Er geht zum Topf und sieht hinein. „Das sollte reichen, die sollten jetzt fertig sein." Dann sieht er zu mir hoch. „Machen wir den Test?"

Meine Mum hat das zwar noch nie gemacht, aber ich weiß, wovon er spricht. Der Nudel-Test besteht darin, dass man prüft, ob die Nudeln genug lang im Wasser waren oder eben zu lange. Man nimmt eine Nudel aus dem Topf und wirft sie an die Wand. Wenn sie kleben bleibt, sind die Spagetti zu weich, prallt sie jedoch wieder ab, sind sie al dente.

Wir beide greifen nach einer Nudel und blicken uns dann an. Wir zählen bis drei und werfen sie dann an die Decke. Zu unserem Pech sind sie zu weich geraten, weshalb wir sie jetzt von der Wand kratzen dürfen. So stehe ich also auf einem Stuhl und versuche die zwei Spagetti mit einem Pfannenwender zu erwischen und schließlich da runter holen zu können. Da das Gebäude aber schon etwas älter ist und deshalb höhere Räume hat, komme ich natürlich nicht ran. Also hüpfe ich auf und nieder, fuchtle mit der komischen Spachtel irgendwie herum, doch sie bleiben einfach oben kleben. Eine hängt schon halb herunter, weshalb ich gerade dran bin, an ihr zu ziehen. Aber alles bleibt, sowie es war.

Schlussendlich nimmt Miguel das Ruder in die Hand und gesellt sich zu mir. Er hat die Nudeln natürlich sofort gekriegt, dafür sind sie als Dank in seinen Haaren gelandet und ich kann sie da wieder rausfischen.

Ich entsorge gleich die Reste. Jetzt sind halt Flecken an der Decke.

Nun sitzen wir am Tisch und hauen kräftig rein. Es ist kurz nach halb zehn und eigentlich esse ich spätestens um fünf. Aber ja, das hier ist eine Ausnahme.
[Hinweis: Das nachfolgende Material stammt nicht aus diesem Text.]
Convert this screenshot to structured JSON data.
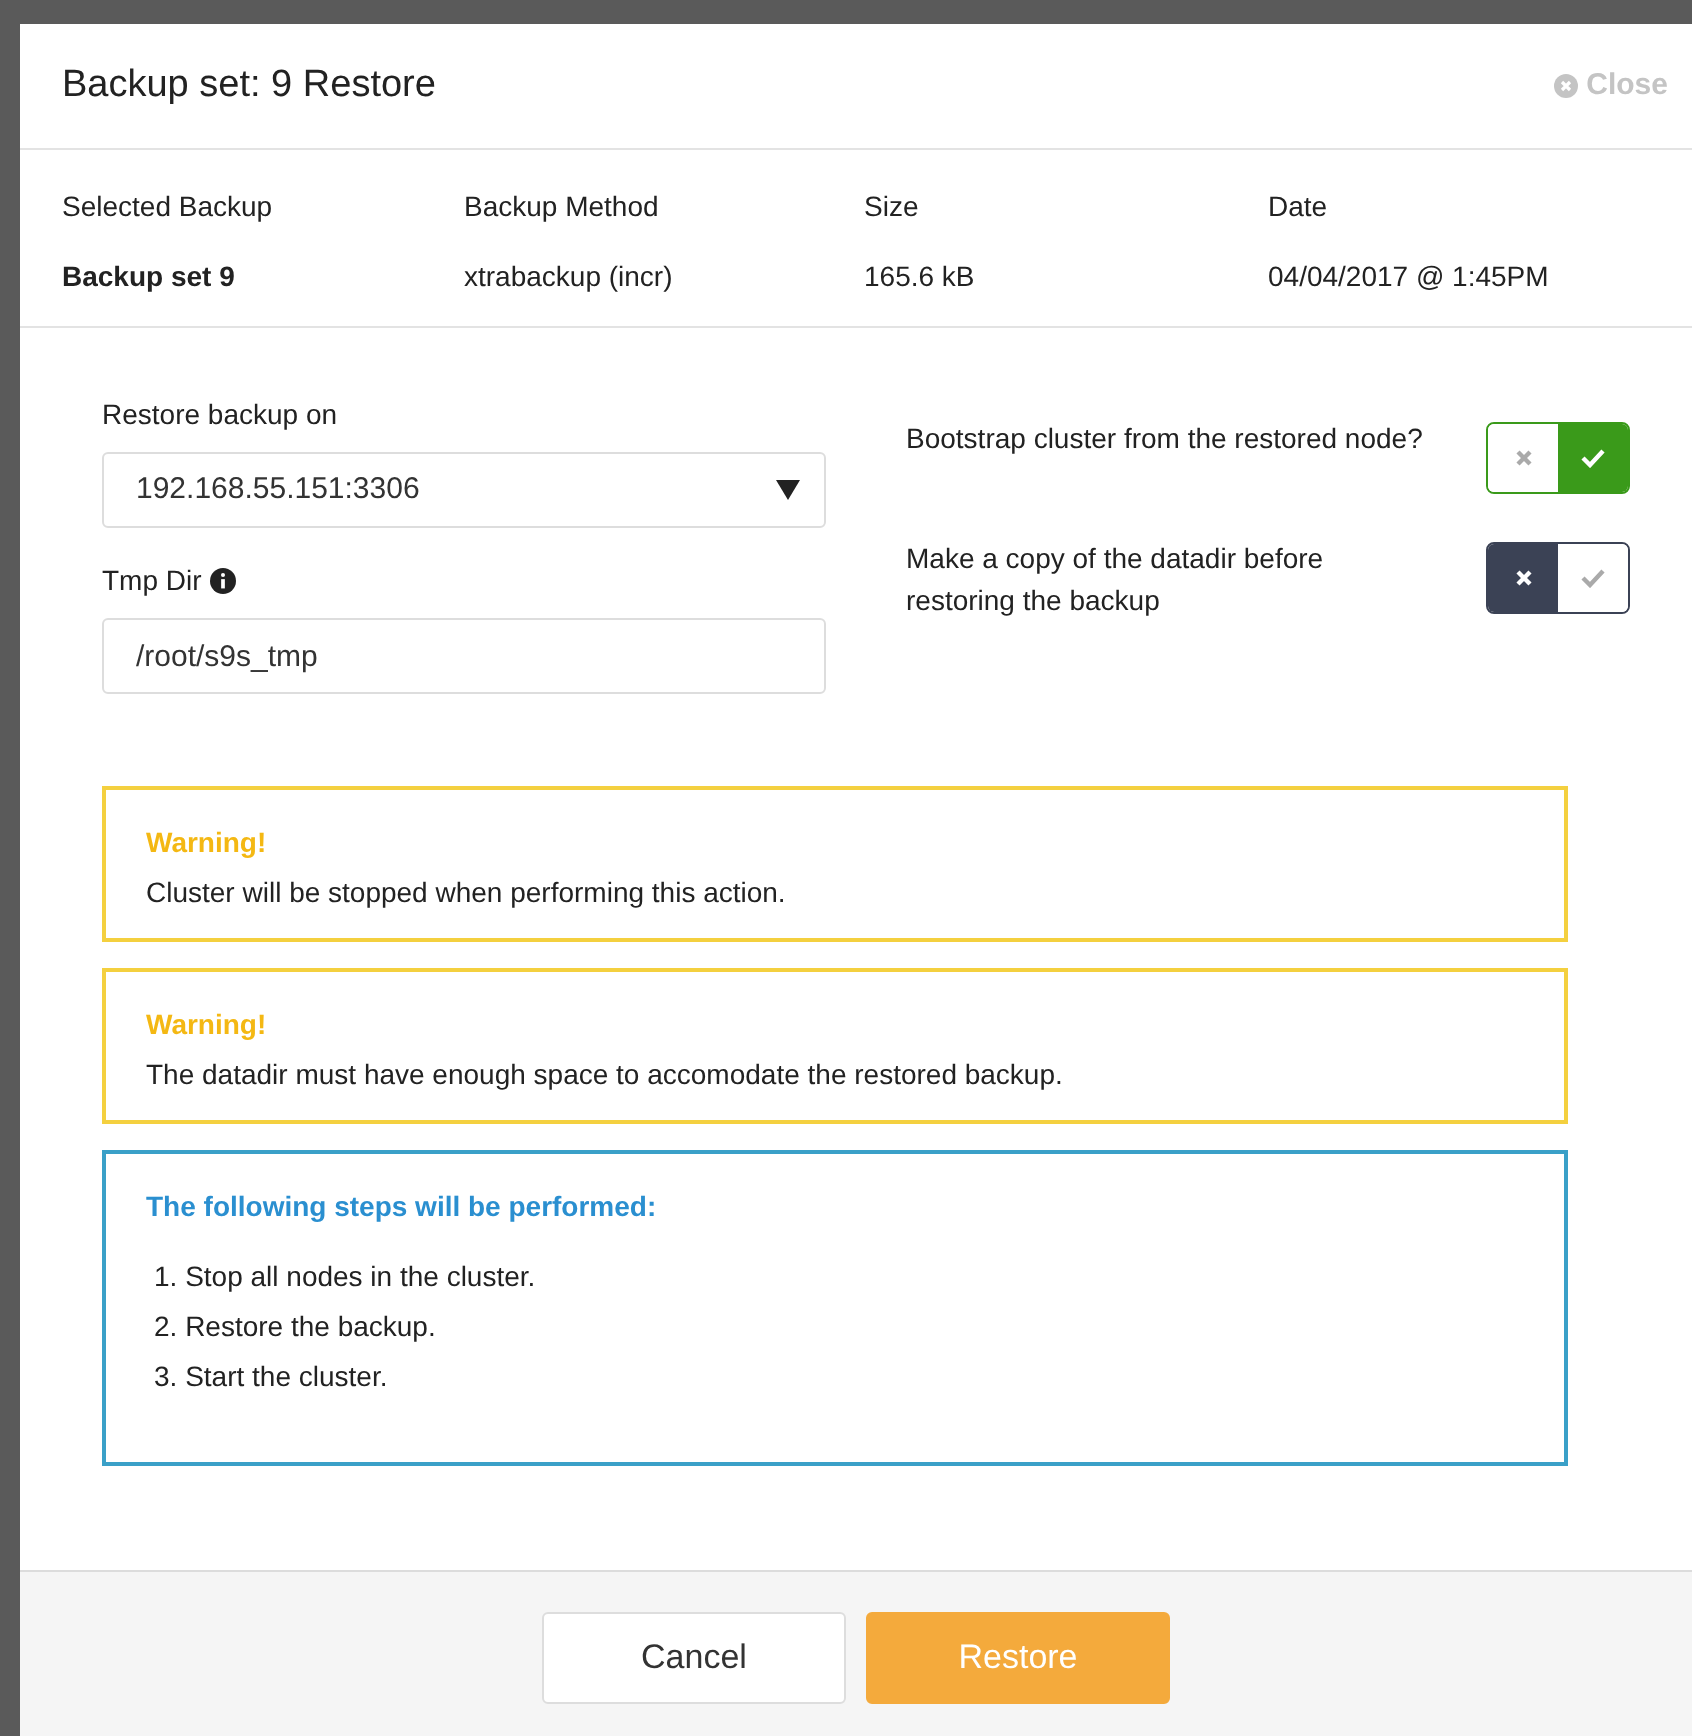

Das Essen hat geschmeckt, sehr sogar, und wir sind gerade dabei abzuspülen. Stolz auf mich und darauf, dass mein erster richtiger Kochversuch so gut gelungen ist, schrubbe ich pfeifend den Topf.

„Gibst du mir bitte ein Handtuch?", kommt es von Miguel, der gerade dabei ist die Teller zu waschen. Das Besteck liegt bereits auf einem Tuch neben der Spüle.

Ich sehe mich völlig überfordert um. In der Hoffnung irgendwo hängende Fetzen erkennen zu können, aber da ist nichts. Nicht einmal irgendetwas hängt hier in der Küche. Panisch durchsuche ich sämtliche Schränke, aber bleibe erfolglos.

„Bei deinen Füßen, die unterste Lade", beendet er meine Sucherei.

Toll. Da sind zwei Laden. Ehrlich gesagt sind da vier, wenn man die ganz kleinen unten mitzählt.

Planlos schaue ich runter. Ja, Ehne-mehne-muh spiele ich jetzt sicher nicht. Ich will mich schon bücken, als ich zwei Hände an meiner Taille spüre, die mich aufheben und auf die Arbeitsplatte setzen. Er zieht die Lade ober der kleinen heraus und zaubert ein Geschirrtuch hervor. Süß, mit lauter Dirndln drauf.

Bevor Miguel aber wieder zurück auf seinen Platz geht, verharrt er vor mir. Das Tuch hängt um seinen Nacken. Seine Hände ruhen auf meinen Oberschenkeln. Er bläst sich ein Haar aus der Stirn. Er riecht nach Rauch, das kann man deutlich merken. Aber das macht nichts, er ist sowieso ein Typ dafür, keinen wundert es. Miguels Blick ruht nun auf meinen Oberschenkeln.

Shit, ich habe mich vor zwei Tagen das letzte Mal rasiert. Ich sehe aus wie ein Pavian. Nur, dass seine Haare im Gegensatz zu meinen, weich und flauschig sind. Ich sehe beschämt zur Seite. Röte schießt mir in die Wangen. Miguel aber kümmert das wenig und begutachtet mich weiter. Seine warmen Blicke sind wie tausend Federn auf meiner Haut. Es fühlt sich wunderbar an.